Here you call them the "Vile"loges, and in an earlier post, you refer to the play as the V-logues. I know you don't like the play (I'm not its biggest fan, either), but why can't you use the word "vagina" in the title? It's not a bad word, and you can still express your distate for them. But there's nothing shameful at all about the word "vagina."

 
At 4:08 PM, Anonymous Becky said...

There isn't anything shameful about using the word "vagina." You're perfectly correct. I just prefer to use the term appropriately. I refuse to make the word obscene by associating it with an obscene play. Words like "vagina" are not obscene in themselves, but can be made obscene by the context in which they're put. The Monologues makes a mockery of female anatomy, sexuality, and intimacy. I refuse to do so by consistently using the phrase the "Vagina Monologues."

Also, the use of "Vile"logues has little to do with refusing to say "vagina" in an obscene context. It has more to do with my wanting to stress that the play is vile, disgusting, offensive, disempowering, pornographic, abusive to women, and the like.

 
At 7:20 PM, Anonymous Anonymous said...

OK, that makes sense, but since you hadn't explained that previously, I didn't know. I am curious - have you ever seen the play? I don't mean read it, I mean viewed a performance of it. I did. Parts of it could be considered "obscene," but some parts of it are funny or poignant. I just think generalizing about the whole play under the umbrella "obscene" is a bit of an exaggeration. Again, I'm not defending the play; it's just important to be precise with our words.

 
At 8:12 PM, Anonymous Becky said...

I have not viewed the actual play because I think that it would be a violation of purity for me, and maybe of innocence too. Reading the play was far more than enough, but I felt I had to so that I could comment intelligently on the content. When reading it I was embarrassed, and felt that I was participating in something pornographic. The abuse of female sexuality and the degredation of women was so real to me that it was difficult to get through. Parts of it made me sick to my stomach.

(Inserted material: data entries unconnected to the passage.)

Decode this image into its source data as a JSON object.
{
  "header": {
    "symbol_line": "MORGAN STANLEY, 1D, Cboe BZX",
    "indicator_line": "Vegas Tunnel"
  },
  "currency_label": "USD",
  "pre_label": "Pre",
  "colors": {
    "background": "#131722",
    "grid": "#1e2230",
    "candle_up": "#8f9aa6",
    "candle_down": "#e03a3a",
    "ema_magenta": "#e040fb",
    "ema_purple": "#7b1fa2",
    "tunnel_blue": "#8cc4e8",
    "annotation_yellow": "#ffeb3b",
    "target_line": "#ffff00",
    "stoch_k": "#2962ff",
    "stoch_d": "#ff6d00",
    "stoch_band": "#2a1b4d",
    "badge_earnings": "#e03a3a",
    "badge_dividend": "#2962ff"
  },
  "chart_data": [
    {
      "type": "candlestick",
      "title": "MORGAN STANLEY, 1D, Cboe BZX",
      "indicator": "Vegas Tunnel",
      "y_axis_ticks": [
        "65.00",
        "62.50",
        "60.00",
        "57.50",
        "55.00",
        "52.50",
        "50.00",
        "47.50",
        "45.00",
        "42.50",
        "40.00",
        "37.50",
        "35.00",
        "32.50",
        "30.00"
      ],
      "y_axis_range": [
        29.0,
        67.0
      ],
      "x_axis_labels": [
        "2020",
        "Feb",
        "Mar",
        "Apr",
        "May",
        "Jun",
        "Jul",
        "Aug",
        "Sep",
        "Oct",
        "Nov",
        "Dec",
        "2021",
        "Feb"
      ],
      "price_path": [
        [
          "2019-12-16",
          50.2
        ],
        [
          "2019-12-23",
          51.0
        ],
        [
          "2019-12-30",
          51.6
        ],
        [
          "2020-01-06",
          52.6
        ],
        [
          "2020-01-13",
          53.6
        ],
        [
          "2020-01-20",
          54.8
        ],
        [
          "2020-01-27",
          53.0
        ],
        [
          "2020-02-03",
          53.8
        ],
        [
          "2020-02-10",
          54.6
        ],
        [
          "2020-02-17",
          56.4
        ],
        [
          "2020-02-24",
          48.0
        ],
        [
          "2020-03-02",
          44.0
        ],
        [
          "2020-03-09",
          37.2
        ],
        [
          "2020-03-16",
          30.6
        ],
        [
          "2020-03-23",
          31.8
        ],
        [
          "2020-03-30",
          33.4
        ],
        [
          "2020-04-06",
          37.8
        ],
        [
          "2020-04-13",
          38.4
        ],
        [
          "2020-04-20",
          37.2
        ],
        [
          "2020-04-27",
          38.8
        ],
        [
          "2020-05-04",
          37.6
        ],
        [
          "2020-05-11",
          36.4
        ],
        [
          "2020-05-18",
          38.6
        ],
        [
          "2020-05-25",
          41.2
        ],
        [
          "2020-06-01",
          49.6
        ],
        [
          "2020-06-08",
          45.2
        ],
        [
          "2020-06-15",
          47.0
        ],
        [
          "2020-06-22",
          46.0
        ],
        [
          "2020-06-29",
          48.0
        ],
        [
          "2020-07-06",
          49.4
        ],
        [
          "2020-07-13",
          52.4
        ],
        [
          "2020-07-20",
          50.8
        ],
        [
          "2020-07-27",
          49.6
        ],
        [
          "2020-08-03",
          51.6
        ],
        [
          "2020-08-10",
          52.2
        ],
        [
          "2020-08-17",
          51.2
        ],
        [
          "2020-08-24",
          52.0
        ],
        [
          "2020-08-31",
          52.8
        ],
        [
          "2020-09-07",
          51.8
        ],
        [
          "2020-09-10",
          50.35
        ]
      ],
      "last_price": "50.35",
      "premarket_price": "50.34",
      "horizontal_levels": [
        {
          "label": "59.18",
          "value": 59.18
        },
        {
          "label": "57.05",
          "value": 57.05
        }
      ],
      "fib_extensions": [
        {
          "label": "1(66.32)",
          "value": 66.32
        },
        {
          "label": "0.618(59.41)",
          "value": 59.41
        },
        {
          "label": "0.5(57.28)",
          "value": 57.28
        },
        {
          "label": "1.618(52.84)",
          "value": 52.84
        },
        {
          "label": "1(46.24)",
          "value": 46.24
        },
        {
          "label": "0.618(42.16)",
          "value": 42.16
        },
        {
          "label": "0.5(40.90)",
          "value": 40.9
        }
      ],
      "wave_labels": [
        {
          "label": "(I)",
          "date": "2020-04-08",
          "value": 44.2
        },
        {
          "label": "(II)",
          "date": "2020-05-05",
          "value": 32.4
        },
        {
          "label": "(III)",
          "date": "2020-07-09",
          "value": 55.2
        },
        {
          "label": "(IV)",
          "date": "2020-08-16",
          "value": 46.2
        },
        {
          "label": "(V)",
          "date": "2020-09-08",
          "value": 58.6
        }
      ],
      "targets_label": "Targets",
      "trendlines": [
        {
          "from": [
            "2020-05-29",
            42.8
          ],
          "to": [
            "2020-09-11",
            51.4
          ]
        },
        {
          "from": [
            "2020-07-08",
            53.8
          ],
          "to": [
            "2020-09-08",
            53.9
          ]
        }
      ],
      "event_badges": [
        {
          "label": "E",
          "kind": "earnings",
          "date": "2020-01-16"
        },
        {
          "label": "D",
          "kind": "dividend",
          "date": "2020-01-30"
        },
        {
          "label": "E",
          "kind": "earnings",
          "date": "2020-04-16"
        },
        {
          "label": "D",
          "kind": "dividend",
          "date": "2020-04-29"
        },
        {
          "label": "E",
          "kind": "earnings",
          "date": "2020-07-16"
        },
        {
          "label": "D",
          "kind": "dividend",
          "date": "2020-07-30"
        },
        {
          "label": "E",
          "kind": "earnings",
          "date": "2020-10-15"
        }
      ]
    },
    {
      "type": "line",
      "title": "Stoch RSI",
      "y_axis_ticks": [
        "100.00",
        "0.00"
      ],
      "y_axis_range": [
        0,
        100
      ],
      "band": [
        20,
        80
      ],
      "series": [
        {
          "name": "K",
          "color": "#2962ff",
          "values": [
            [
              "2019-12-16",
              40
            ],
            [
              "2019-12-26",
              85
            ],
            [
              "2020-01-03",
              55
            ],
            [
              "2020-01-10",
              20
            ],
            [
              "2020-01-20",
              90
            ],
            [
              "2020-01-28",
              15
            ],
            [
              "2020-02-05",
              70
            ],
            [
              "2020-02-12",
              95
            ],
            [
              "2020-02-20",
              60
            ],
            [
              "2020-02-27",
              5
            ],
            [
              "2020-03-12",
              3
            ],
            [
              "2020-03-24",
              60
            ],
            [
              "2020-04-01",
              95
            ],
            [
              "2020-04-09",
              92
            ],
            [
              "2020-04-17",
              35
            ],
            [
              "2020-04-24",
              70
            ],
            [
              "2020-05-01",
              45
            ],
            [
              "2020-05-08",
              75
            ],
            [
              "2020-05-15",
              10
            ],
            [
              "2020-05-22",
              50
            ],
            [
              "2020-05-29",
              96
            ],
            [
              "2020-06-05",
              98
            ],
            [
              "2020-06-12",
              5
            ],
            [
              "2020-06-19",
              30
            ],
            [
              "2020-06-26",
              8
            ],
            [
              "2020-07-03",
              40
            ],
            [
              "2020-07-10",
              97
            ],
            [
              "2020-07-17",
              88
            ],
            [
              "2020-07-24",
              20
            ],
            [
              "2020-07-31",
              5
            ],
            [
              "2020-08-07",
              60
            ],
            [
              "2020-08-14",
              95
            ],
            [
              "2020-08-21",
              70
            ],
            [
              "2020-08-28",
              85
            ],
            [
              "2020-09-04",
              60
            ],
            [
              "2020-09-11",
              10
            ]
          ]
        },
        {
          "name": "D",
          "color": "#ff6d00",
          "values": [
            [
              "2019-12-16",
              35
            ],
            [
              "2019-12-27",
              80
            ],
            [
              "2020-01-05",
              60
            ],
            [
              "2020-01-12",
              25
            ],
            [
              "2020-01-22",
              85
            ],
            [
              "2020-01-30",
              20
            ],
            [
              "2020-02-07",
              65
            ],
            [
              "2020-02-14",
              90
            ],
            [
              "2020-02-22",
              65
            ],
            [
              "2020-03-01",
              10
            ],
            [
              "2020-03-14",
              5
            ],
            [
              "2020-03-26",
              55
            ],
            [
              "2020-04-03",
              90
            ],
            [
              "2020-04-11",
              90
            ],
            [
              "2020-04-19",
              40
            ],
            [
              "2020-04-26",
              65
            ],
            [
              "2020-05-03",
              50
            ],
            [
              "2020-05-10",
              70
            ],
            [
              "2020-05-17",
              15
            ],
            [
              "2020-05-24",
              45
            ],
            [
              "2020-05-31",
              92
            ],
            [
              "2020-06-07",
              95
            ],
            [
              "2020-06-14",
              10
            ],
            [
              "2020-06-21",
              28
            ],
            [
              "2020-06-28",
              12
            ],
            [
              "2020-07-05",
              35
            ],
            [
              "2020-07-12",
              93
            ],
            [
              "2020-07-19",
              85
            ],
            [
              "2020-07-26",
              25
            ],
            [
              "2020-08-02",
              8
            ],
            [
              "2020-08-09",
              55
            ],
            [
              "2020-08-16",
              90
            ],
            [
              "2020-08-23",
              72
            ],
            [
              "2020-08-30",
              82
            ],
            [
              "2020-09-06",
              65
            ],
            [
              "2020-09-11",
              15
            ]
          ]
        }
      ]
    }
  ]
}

In short, I really don't think that the umbrella of obscenity is to far off. Even the parts that were supposed to be humorous were were degrading to me as a woman.

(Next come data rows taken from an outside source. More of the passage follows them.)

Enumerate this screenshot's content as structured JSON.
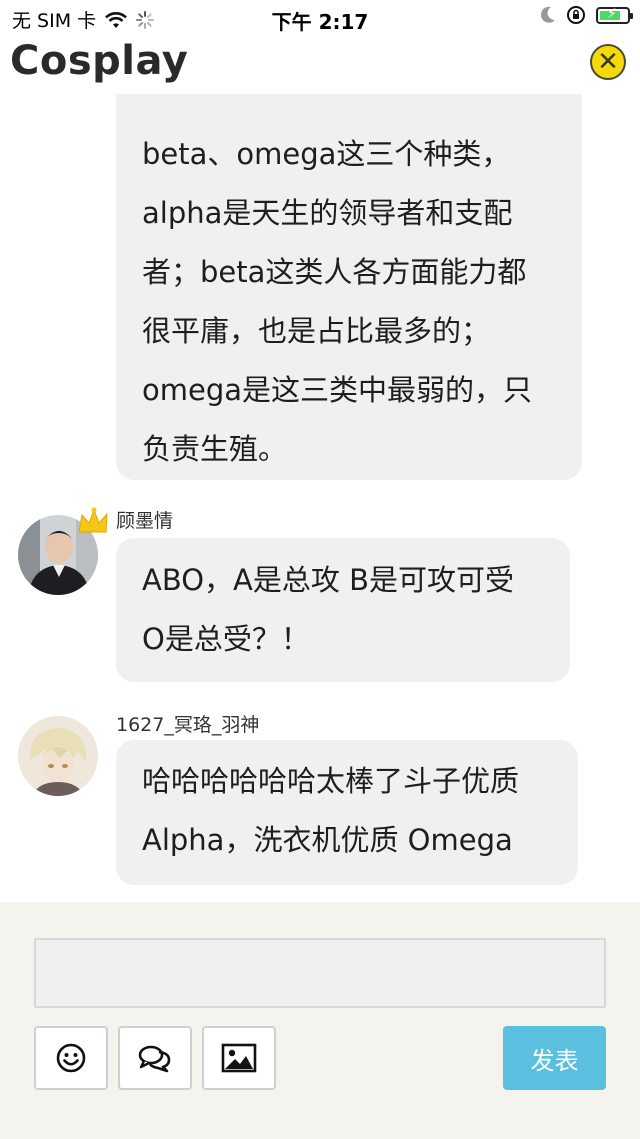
{
  "status_bar": {
    "carrier": "无 SIM 卡",
    "time": "下午 2:17",
    "battery_level": 0.75
  },
  "header": {
    "title": "Cosplay"
  },
  "messages": [
    {
      "lines": [
        "beta、omega这三个种类，",
        "alpha是天生的领导者和支配",
        "者；beta这类人各方面能力都",
        "很平庸，也是占比最多的；",
        "omega是这三类中最弱的，只",
        "负责生殖。"
      ]
    },
    {
      "username": "顾墨情",
      "avatar": "avatar-boy-in-suit",
      "badge": "crown-icon",
      "lines": [
        "ABO，A是总攻 B是可攻可受",
        "O是总受？！"
      ]
    },
    {
      "username": "1627_冥珞_羽神",
      "avatar": "avatar-anime-character",
      "lines": [
        "哈哈哈哈哈哈太棒了斗子优质",
        "Alpha，洗衣机优质 Omega"
      ]
    }
  ],
  "composer": {
    "input_value": "",
    "send_label": "发表",
    "tools": [
      "emoji-icon",
      "chat-bubbles-icon",
      "image-icon"
    ]
  },
  "colors": {
    "accent": "#5bbfe0",
    "close": "#f5d90a",
    "bubble": "#f0f0f0",
    "composer_bg": "#f5f3ee"
  }
}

I think it is safe to say that after I read the play, I knew that this was something that I had to speak out against, especially the presence of it as a production at a Catholic university.

 
At 9:31 AM, Anonymous Anonymous said...

OK, fair enough. I respect your choice not to watch it if you couldn't do so in good conscience. I wouldn't want you to do something that you were that uncomfortable with.